Con il tempo si sono aggiunte nuove modifiche al rito originale, sempre seguendo i desideri dei novelli sposi: a volte le benedizioni vengono recitate sia in ebraico che in inglese per non escludere nessuno dei partecipanti; alcuni sposi chiedono benedizioni personalizzate su di loro; altri ancora chiedono che gli amici e i parenti recitino le benedizioni durante la cerimonia al posto del rabbino.

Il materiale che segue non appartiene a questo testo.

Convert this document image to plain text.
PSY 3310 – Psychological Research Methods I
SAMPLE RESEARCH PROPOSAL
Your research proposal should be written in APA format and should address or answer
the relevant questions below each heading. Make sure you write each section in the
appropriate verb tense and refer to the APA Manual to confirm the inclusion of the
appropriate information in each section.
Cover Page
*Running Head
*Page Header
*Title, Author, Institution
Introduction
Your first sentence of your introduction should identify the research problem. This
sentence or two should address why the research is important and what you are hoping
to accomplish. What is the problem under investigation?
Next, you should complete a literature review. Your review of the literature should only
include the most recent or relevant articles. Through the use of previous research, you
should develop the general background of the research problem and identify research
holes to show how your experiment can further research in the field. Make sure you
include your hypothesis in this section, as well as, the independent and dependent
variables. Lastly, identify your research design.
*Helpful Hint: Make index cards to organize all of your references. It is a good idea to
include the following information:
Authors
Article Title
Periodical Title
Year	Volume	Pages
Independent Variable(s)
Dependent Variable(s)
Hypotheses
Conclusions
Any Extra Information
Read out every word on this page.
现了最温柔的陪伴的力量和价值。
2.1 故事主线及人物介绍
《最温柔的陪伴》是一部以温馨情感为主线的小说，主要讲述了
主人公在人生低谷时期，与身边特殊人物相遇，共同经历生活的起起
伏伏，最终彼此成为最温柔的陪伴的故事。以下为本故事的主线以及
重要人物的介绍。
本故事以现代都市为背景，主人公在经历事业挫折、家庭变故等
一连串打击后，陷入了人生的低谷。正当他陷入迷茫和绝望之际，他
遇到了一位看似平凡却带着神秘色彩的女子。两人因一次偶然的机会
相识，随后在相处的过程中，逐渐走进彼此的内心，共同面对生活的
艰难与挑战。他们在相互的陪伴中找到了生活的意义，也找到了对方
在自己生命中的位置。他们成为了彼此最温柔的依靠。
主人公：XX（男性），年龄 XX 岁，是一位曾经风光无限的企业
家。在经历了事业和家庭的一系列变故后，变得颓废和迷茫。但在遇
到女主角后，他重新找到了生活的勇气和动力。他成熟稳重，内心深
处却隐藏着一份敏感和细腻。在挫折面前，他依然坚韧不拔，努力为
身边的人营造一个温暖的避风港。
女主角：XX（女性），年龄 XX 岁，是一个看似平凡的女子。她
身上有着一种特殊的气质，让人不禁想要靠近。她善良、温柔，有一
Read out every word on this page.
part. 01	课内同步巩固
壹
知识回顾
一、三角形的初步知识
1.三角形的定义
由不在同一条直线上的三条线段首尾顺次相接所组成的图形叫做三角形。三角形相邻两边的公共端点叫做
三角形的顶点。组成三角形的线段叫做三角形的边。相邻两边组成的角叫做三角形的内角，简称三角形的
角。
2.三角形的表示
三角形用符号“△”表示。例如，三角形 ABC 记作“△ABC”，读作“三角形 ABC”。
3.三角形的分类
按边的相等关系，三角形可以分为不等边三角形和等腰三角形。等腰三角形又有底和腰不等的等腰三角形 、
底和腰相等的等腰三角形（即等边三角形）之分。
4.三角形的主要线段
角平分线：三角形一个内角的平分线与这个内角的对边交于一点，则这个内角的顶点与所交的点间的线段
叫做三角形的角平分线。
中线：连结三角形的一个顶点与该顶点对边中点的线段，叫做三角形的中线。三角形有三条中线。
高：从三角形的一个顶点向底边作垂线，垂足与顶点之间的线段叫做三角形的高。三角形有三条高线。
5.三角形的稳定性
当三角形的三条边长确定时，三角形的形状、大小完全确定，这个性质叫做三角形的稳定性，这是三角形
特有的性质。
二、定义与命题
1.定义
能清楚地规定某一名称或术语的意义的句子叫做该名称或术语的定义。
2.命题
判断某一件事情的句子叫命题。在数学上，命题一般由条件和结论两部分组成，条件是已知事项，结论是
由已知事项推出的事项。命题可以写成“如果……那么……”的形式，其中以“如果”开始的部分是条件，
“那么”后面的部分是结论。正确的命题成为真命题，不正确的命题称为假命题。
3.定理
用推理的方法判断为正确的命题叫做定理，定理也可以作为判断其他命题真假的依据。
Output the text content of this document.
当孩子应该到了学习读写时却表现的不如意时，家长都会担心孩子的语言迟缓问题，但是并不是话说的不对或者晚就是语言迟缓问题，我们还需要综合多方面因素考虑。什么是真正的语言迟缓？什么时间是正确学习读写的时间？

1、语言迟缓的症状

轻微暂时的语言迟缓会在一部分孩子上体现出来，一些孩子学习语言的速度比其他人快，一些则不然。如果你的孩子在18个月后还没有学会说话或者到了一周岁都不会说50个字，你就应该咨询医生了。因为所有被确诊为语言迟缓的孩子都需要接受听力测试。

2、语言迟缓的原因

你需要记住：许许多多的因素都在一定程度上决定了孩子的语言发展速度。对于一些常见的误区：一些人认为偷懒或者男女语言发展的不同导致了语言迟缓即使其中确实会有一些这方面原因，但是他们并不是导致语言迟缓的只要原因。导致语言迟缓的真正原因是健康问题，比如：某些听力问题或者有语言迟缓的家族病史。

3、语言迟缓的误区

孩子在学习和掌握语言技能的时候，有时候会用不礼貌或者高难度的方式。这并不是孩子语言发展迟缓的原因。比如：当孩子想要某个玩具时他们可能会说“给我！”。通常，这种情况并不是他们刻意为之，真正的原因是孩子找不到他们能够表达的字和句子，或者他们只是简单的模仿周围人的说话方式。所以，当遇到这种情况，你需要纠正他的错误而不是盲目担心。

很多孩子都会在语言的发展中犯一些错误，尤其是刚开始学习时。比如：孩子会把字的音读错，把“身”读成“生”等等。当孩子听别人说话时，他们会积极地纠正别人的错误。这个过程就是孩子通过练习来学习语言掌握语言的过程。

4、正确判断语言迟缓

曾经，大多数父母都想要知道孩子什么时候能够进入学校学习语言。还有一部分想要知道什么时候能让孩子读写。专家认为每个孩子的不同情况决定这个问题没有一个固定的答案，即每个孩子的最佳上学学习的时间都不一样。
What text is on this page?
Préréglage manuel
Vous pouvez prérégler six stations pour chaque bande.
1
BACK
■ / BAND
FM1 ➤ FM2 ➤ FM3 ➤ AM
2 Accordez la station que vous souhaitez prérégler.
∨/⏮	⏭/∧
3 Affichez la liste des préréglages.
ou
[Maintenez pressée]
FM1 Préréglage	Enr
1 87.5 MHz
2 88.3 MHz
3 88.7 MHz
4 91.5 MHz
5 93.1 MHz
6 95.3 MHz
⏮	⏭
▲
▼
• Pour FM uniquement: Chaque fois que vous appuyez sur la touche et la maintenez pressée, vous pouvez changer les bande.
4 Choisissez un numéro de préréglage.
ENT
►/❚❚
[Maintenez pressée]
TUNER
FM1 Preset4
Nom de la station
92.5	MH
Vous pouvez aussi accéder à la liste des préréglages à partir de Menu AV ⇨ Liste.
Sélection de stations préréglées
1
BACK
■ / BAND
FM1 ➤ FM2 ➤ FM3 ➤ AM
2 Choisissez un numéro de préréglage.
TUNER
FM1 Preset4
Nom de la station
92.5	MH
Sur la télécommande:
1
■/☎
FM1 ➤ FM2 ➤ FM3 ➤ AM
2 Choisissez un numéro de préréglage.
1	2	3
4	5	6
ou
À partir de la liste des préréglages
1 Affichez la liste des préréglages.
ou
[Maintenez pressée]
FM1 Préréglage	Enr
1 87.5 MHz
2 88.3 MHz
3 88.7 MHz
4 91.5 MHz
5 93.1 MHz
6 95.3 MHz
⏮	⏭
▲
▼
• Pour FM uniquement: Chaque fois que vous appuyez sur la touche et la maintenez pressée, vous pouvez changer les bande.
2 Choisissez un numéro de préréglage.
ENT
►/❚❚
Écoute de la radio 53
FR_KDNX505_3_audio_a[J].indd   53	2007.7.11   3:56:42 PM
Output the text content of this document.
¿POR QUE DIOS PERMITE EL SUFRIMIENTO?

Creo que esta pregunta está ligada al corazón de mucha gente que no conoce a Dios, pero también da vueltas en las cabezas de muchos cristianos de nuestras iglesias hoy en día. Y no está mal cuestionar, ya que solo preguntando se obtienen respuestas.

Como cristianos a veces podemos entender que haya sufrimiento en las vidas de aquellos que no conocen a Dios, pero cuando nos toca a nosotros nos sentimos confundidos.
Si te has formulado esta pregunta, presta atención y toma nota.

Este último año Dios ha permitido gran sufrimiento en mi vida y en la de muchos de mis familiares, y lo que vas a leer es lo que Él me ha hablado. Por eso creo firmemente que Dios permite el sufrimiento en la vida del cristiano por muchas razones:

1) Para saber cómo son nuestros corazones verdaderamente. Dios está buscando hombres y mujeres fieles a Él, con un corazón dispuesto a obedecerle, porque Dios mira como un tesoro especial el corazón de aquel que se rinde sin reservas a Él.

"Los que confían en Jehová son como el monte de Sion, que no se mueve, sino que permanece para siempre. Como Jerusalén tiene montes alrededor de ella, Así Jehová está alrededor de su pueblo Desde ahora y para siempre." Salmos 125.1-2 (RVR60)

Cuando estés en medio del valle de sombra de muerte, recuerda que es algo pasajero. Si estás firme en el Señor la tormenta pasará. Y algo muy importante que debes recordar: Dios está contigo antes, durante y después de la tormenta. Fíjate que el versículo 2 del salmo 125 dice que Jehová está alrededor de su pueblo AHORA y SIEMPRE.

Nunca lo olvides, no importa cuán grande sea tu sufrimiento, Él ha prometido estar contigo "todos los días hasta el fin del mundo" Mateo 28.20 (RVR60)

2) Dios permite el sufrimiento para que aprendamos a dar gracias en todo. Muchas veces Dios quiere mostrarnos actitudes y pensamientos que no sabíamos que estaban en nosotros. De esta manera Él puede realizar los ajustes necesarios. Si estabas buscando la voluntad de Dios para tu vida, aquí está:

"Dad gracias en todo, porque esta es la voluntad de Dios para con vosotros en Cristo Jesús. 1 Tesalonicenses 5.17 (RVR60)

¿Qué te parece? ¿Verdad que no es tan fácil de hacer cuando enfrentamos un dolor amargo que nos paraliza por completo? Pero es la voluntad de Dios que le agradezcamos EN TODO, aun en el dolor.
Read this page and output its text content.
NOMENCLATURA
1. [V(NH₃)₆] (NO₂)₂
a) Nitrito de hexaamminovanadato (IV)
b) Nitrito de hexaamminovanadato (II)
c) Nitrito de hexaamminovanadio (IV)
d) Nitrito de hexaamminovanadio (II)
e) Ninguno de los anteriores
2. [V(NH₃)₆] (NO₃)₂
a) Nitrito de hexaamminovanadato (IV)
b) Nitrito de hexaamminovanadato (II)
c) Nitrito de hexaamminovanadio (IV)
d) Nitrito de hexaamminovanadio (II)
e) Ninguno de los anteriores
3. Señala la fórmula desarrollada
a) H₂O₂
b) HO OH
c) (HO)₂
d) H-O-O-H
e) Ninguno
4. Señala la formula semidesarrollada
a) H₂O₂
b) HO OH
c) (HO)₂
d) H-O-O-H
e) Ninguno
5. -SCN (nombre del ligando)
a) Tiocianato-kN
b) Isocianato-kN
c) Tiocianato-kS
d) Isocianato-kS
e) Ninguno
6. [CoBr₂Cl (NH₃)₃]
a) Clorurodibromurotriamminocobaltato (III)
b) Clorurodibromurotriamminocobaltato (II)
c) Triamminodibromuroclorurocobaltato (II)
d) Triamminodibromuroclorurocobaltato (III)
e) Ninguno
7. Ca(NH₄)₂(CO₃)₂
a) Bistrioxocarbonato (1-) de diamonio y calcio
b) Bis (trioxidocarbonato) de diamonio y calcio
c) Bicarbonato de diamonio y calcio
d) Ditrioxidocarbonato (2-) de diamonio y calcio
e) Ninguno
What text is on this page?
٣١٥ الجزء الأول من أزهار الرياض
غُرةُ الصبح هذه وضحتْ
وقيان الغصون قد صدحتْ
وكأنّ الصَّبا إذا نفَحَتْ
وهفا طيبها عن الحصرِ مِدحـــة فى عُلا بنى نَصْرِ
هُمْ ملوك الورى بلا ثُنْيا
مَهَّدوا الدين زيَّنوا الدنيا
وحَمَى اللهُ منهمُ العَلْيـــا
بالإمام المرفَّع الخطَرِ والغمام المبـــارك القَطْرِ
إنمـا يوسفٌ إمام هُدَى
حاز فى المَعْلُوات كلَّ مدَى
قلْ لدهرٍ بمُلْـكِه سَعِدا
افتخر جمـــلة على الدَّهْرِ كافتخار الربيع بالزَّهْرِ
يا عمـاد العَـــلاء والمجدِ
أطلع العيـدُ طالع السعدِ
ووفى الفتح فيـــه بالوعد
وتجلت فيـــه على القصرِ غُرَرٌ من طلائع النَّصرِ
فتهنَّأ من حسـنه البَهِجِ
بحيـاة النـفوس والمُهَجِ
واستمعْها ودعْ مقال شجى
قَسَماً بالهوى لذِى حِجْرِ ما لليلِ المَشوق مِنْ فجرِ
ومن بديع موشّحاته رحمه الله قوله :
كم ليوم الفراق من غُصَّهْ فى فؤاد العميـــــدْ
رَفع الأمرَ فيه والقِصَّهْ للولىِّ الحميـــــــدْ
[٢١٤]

Secondo la tradizione, a questi pranzi o cene non esistono restrizioni alimentari e dovrebbero includere un minimo di dieci invitati, comprendendo almeno una persona che non era presente al matrimonio. Una volta riuniti i commensali, le benedizioni vengono cantate su una coppa di vino da cui la coppia poi berrà per celebrare insieme la loro eterna unione.

Gli Ophir Awards

Il 2023 è stato un anno molto prospero di creatività per l’industria cinematografica israeliana: ben 121 progetti hanno partecipato alla serata degli Ophir Awards, la “notte degli Oscar israeliani” che si è svolta domenica 10 settembre.

I Premi Ophir (in onore dell’attore israeliano Shaike Ophir) sono riconoscimenti assegnati dall’Accademia Israeliana di cinema e televisione per celebrare i più grandi professionisti del settore. La prima cerimonia di consegna è avvenuta nel 1982 e, a partire dal 1990, è stata celebrata annualmente all’interno del Centro delle arti dello spettacolo di Tel Aviv.

Condotto dall’attrice israeliana Alma Zack, l’evento di quest’anno ha visto il trionfo di Sette Benedizioni che è riuscito ad aggiudicarsi 10 premi: “Miglior film”, “Miglior regia”, “Miglior attrice protagonista” e “Miglior attrice non protagonista”, oltre che “Miglior trucco”, “Miglior casting” e “Miglior colonna sonora”.

La statuetta più importante dell’intera serata è stata quella per il “Miglior film” che ogni anno permette al vincitore di diventare il candidato israeliano per gli Oscar al “Miglior film straniero”.

Il film di Menahemi è riuscito ad ottenere questo titolo tanto ambito, nonostante il successo delle altre pellicole in gara: Home, la storia vera delle lotte di un giovane haredi per aprire un negozio di computer nel suo quartiere; L’altra vedova, il racconto di una donna che partecipa alla cerimonia funebre dell’amante tenendo nascosta la propria identità; The Vanishing Soldier, la storia di un soldato che si assenta per stare con la sua ragazza a Tel Aviv per poi scoprire che l’esercito pensa che sia stato rapito in battaglia.

Oltre a mostrare questi capolavori, la cerimonia del 10 settembre è stata protagonista di molte altre sorprese come il premio alla carriera consegnato al produttore Katriel Shori dal 10° Presidente di Israele, Reuven Rivlin, e la presenza dell’attrice Samar Qupty che ha sfilato sul red carpet con indosso un abito bianco di Mervat Hakroush con schizzi di rosso disegnati strategicamente in modo da sembrare macchie di sangue. Qupty, candidata come miglior attrice non protagonista per il suo ruolo nel film The Future di Noam Kaplan, è arrivata all’evento accompagnata da Watfa Jabali, una delle fondatrici del movimento “Madri per la vita”. Questa iniziativa si occupa di denunciare apertamente i crimini avvenuti nella comunità araba in Israele che quest’anno hanno portato alla morte di 173 cittadini (più del doppio rispetto al 2022).

“Sono stata nominata per un film intitolato The Future, ma se non affrontiamo la violenza del presente non ci sarà mai un futuro” ha affermato Qupty, sottolineando il suo sostegno all’iniziativa di Jabali.

Anche altri partecipanti si sono uniti alla protesta indossando braccialetti neri in solidarietà con il dolore vissuto dalle famiglie arabe israeliane e persino la protagonista di Sette Benedizioni, Reymond Amsalem, ha usato il suo discorso di premiazione per sostenere Jabali affermando che “la società araba non è separata da noi, è noi! Ed è nostra responsabilità condividere il dolore e cercare giustizia”.